Wasn't it easy to find an equilateral triangle's side

Draw a point $Q$ so that triangle $ACQ$ has side lengths $CQ = 4, AQ = 5$ and $AC = a$ being the side of the given equilateral triangle $ABC$ . This makes triangle $ACQ$ congruent to triangle $BCP$ .

Then, since $CP = CQ = 4$ , triangle $PCQ$ is isosceles. Also, since $\angle BCA = 60$ degrees and triangles $ACQ$ and $BCP$ are congruent, we have that $\angle PCQ = 60$ degrees as well. This fact, together with the facts that $CP = CQ = 4$ , implies that triangle $PCQ$ is in fact equilateral, and thus $PQ = 4$ . But with $PQ = 4, AP = 3$ and $AQ = 5$ we have that triangle $APQ$ is a right angled triangle with $\angle APQ = 90$ degrees.

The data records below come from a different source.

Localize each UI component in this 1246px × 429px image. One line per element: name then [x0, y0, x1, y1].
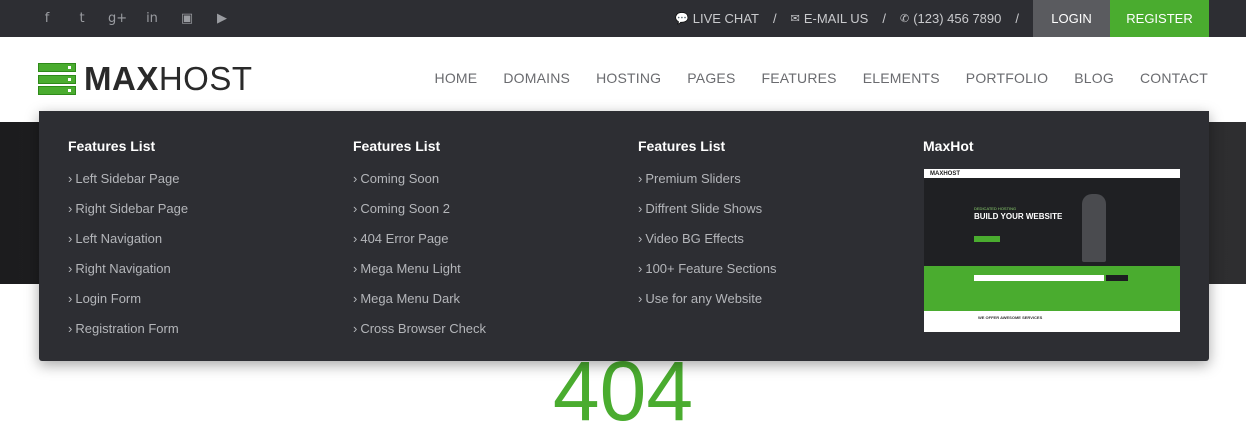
flickr-icon[interactable]: ▣ — [178, 11, 196, 26]
server-device-image — [1082, 194, 1106, 262]
menu-item-mega-menu-dark[interactable]: › Mega Menu Dark — [353, 291, 486, 321]
menu-item-cross-browser-check[interactable]: › Cross Browser Check — [353, 321, 486, 351]
chevron-right-icon: › — [68, 201, 73, 216]
separator: / — [882, 11, 886, 26]
menu-item-left-navigation[interactable]: › Left Navigation — [68, 231, 188, 261]
chevron-right-icon: › — [353, 261, 358, 276]
social-links: f t g+ in ▣ ▶ — [38, 0, 248, 37]
separator: / — [772, 11, 777, 26]
top-bar: f t g+ in ▣ ▶ 💬 LIVE CHAT / ✉ E-MAIL US … — [0, 0, 1246, 37]
email-link[interactable]: ✉ E-MAIL US — [791, 11, 869, 26]
mega-menu-column: Features List › Coming Soon › Coming Soon … — [353, 138, 486, 351]
live-chat-label: LIVE CHAT — [692, 11, 759, 26]
chevron-right-icon: › — [638, 231, 643, 246]
menu-item-right-navigation[interactable]: › Right Navigation — [68, 261, 188, 291]
column-title: Features List — [638, 138, 726, 154]
column-title: Features List — [353, 138, 441, 154]
mega-menu-column: Features List › Premium Sliders › Diffrent… — [638, 138, 777, 321]
preview-title: MaxHot — [923, 138, 974, 154]
preview-image[interactable]: MAXHOST DEDICATED HOSTING BUILD YOUR WEB… — [924, 166, 1180, 332]
menu-item-login-form[interactable]: › Login Form — [68, 291, 188, 321]
google-plus-icon[interactable]: g+ — [108, 11, 127, 26]
mega-menu: Features List › Left Sidebar Page › Right … — [39, 111, 1209, 361]
youtube-icon[interactable]: ▶ — [213, 11, 231, 26]
chat-icon: 💬 — [675, 12, 689, 25]
nav-pages[interactable]: PAGES — [687, 70, 735, 86]
phone-icon: ✆ — [899, 12, 910, 25]
live-chat-link[interactable]: 💬 LIVE CHAT — [675, 11, 759, 26]
top-bar-actions: 💬 LIVE CHAT / ✉ E-MAIL US / ✆ (123) 456 … — [675, 0, 1246, 37]
nav-features[interactable]: FEATURES — [761, 70, 836, 86]
chevron-right-icon: › — [68, 231, 73, 246]
menu-item-mega-menu-light[interactable]: › Mega Menu Light — [353, 261, 486, 291]
separator: / — [1015, 11, 1019, 26]
linkedin-icon[interactable]: in — [143, 11, 161, 26]
chevron-right-icon: › — [68, 291, 73, 306]
register-button[interactable]: REGISTER — [1110, 0, 1209, 37]
chevron-right-icon: › — [638, 261, 643, 276]
chevron-right-icon: › — [353, 171, 358, 186]
nav-portfolio[interactable]: PORTFOLIO — [966, 70, 1048, 86]
chevron-right-icon: › — [353, 291, 358, 306]
chevron-right-icon: › — [638, 291, 643, 306]
email-label: E-MAIL US — [803, 11, 869, 26]
chevron-right-icon: › — [68, 261, 73, 276]
column-title: Features List — [68, 138, 156, 154]
menu-item-premium-sliders[interactable]: › Premium Sliders — [638, 171, 777, 201]
chevron-right-icon: › — [68, 321, 73, 336]
phone-label: (123) 456 7890 — [913, 11, 1002, 26]
chevron-right-icon: › — [68, 171, 73, 186]
logo[interactable]: MAXHOST — [38, 60, 253, 97]
menu-item-coming-soon-2[interactable]: › Coming Soon 2 — [353, 201, 486, 231]
nav-contact[interactable]: CONTACT — [1140, 70, 1208, 86]
facebook-icon[interactable]: f — [38, 11, 56, 26]
preview-section-title: WE OFFER AWESOME SERVICES — [978, 315, 1043, 320]
logo-text: MAXHOST — [84, 60, 253, 97]
nav-domains[interactable]: DOMAINS — [503, 70, 570, 86]
preview-headline: BUILD YOUR WEBSITE — [974, 212, 1063, 221]
mega-menu-column: Features List › Left Sidebar Page › Right … — [68, 138, 188, 351]
main-header: MAXHOST HOME DOMAINS HOSTING PAGES FEATU… — [0, 37, 1246, 122]
menu-item-registration-form[interactable]: › Registration Form — [68, 321, 188, 351]
menu-item-left-sidebar[interactable]: › Left Sidebar Page — [68, 171, 188, 201]
menu-item-any-website[interactable]: › Use for any Website — [638, 291, 777, 321]
nav-home[interactable]: HOME — [435, 70, 478, 86]
chevron-right-icon: › — [353, 231, 358, 246]
preview-logo: MAXHOST — [930, 170, 960, 177]
chevron-right-icon: › — [638, 201, 643, 216]
phone-link[interactable]: ✆ (123) 456 7890 — [900, 11, 1001, 26]
envelope-icon: ✉ — [790, 12, 800, 25]
twitter-icon[interactable]: t — [73, 11, 91, 26]
menu-item-coming-soon[interactable]: › Coming Soon — [353, 171, 486, 201]
menu-item-slide-shows[interactable]: › Diffrent Slide Shows — [638, 201, 777, 231]
chevron-right-icon: › — [353, 201, 358, 216]
server-icon — [38, 63, 76, 95]
chevron-right-icon: › — [638, 171, 643, 186]
nav-hosting[interactable]: HOSTING — [596, 70, 661, 86]
main-nav: HOME DOMAINS HOSTING PAGES FEATURES ELEM… — [409, 70, 1208, 86]
nav-blog[interactable]: BLOG — [1074, 70, 1114, 86]
nav-elements[interactable]: ELEMENTS — [863, 70, 940, 86]
preview-kicker: DEDICATED HOSTING — [974, 206, 1017, 211]
menu-item-feature-sections[interactable]: › 100+ Feature Sections — [638, 261, 777, 291]
login-button[interactable]: LOGIN — [1033, 0, 1110, 37]
menu-item-video-bg-effects[interactable]: › Video BG Effects — [638, 231, 777, 261]
chevron-right-icon: › — [353, 321, 358, 336]
menu-item-right-sidebar[interactable]: › Right Sidebar Page — [68, 201, 188, 231]
menu-item-404-error-page[interactable]: › 404 Error Page — [353, 231, 486, 261]
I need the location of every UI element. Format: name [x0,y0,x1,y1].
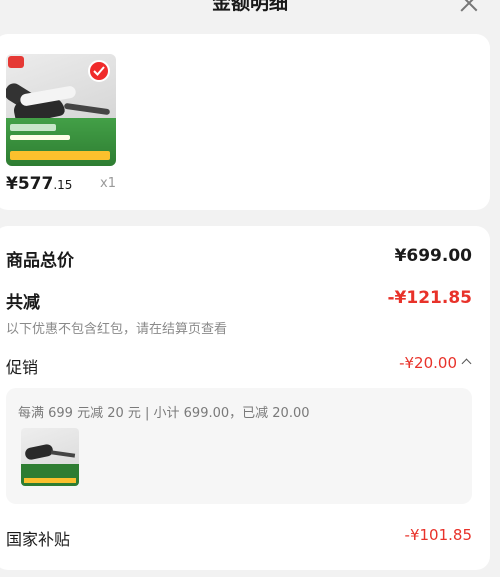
product-card: 679 ¥577.15 x1 [0,34,490,210]
promo-product-thumbnail [21,428,79,486]
subsidy-label: 国家补贴 [6,530,71,549]
item-price: ¥577.15 [6,174,73,194]
promo-detail-box: 每满 699 元减 20 元 | 小计 699.00，已减 20.00 [6,388,472,504]
price-detail-card: 商品总价 ¥699.00 共减 -¥121.85 以下优惠不包含红包，请在结算页… [0,226,490,570]
discount-label: 共减 [6,293,40,313]
discount-note: 以下优惠不包含红包，请在结算页查看 [6,322,228,337]
check-icon[interactable] [88,60,110,82]
discount-value: -¥121.85 [387,288,473,308]
product-thumbnail[interactable]: 679 [6,54,116,166]
promo-toggle[interactable]: -¥20.00 [399,354,472,372]
promo-detail: 每满 699 元减 20 元 | 小计 699.00，已减 20.00 [18,406,310,421]
close-icon[interactable] [458,0,480,14]
chevron-up-icon [461,358,472,369]
header: 金额明细 [0,0,500,30]
subsidy-value: -¥101.85 [404,526,472,544]
total-label: 商品总价 [6,251,74,271]
total-value: ¥699.00 [394,246,472,266]
promo-label: 促销 [6,358,39,377]
brand-badge-icon [8,56,24,68]
page-title: 金额明细 [211,0,288,14]
promo-value: -¥20.00 [399,354,457,372]
item-quantity: x1 [100,176,116,191]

Thus $\angle APC = 60 + 90 = 150$ degrees. Now we just need to use the Cosine Law on triangle $APC$ to find that

$(AC)^{2} = (AP)^{2} + (PC)^{2} - 2(AP)(PC)\cos(\angle APC)$

$\Longrightarrow a^{2} = 3^{2} + 4^{2} - 2(3)(4)\cos(150)$

$\Longrightarrow a^{2} = 25 + 12\sqrt{3} \Longrightarrow a = \sqrt{25 + 12\sqrt{3}} = \boxed{6.766}$ to $3$ decimal places.

Rotate about C by angle 60 and use cosine formula

@Julien Bongars

Using an identity $2\Delta xxx=\Delta aaa+\Delta bbb+\Delta ccc+3\Delta abc$ we can easily get a formula for any three numbers. This is closely related to the formula of the Napoleon triangle side. The triangle side as explained in this problem is in fact $\sqrt {3} x$ where x is the length of the Napoleon equilateral triangle. The formula is: $\sqrt{(4 \sqrt{3} A + a^2 + b^2 + c^2)/2}$ where A is area of a triangle formed from $a, b, c$ .

These kind of problems can be solved for any values of distances of point P from the three vertices. I have a generalisation for this using rotation and then evaluating the areas of the rotated figures.